Yesterday, in our place studies meeting, we briefly touched on how different disciplines within the English/writing community see place studies, and I'm pretty excited for upcoming brown bag sessions on place pedagogy in undergraduate English courses--but I'm also interested in what discussions we might have in the future for how place studies can find its, well, place in literature studies and creative writing as well, especially in the UNL English department.
And so this week, as I'm trying to figure out what I want to do next semester (yes, I know, thinking too far ahead), I think I finally got a handle on how to structure this class I have in my head about Natural Disaster Narratives (those that deal directly with natural disasters as well as books that are influenced by them)--and I think I'm going to structure it chronologically, starting with the biblical flood/Epic of Gilgamesh. Anyway. I'm not too far into this planning yet, but I'm definitely going to have these ideas of coverage/uncoverage in my head as I do.

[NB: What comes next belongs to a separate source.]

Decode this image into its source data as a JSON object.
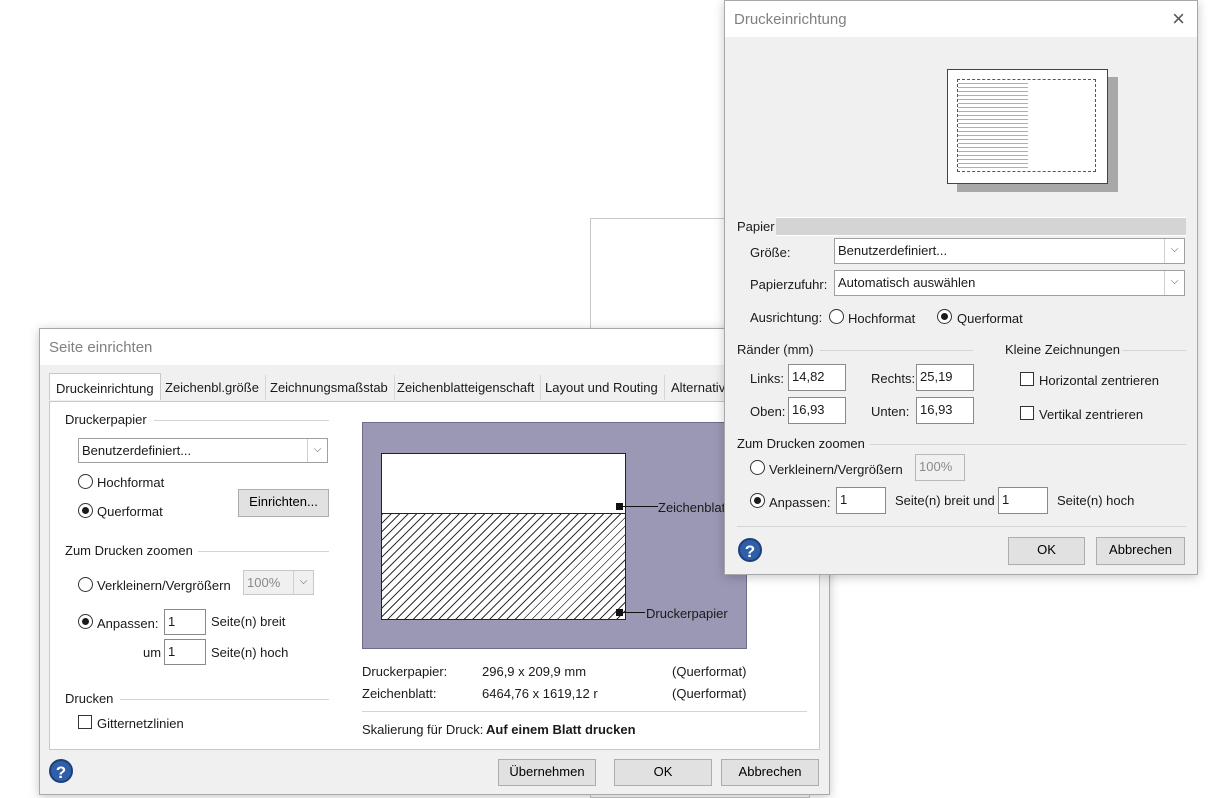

And, as I love how thoughts come out of the woodwork at just the right moments, Robert Brooke (professor of my 992 class) posted on Bret's blog about Sharon Bishop's assignment for her high school students involving the Nebraska photographer Wright Morris, as an entry into an oral history project in their town. Robert posted a version of the Wright Morris assignment, which he calls "What's Just About To Vanish." In light of today's thinking about coverage and uncoverage (which I feel like I will be exploring further in my Week 5 response), this writing assignment seems particularly timely:
"Following in Morris's intellectual footsteps, go out into your community landscape and photograph some cultural artifact that you believe is right now in the process of vanishing. Work on the photo until you get one that really resonates with what that thing is and the fact of its transitoriness. Then write the essay that goes with the photo. Why is this thing just about to vanish? What does its vanishing mean, both for the folk who really used it, and for the folk who don't need it any longer? Where do you fit in relation to these other people?"
I love this idea. I think it'll absolutely find its way into some future curriculum (maybe into Writing Project 1 of this particular 150 syllabus, should I teach it again). Part of me just wants to do it myself, which I just might.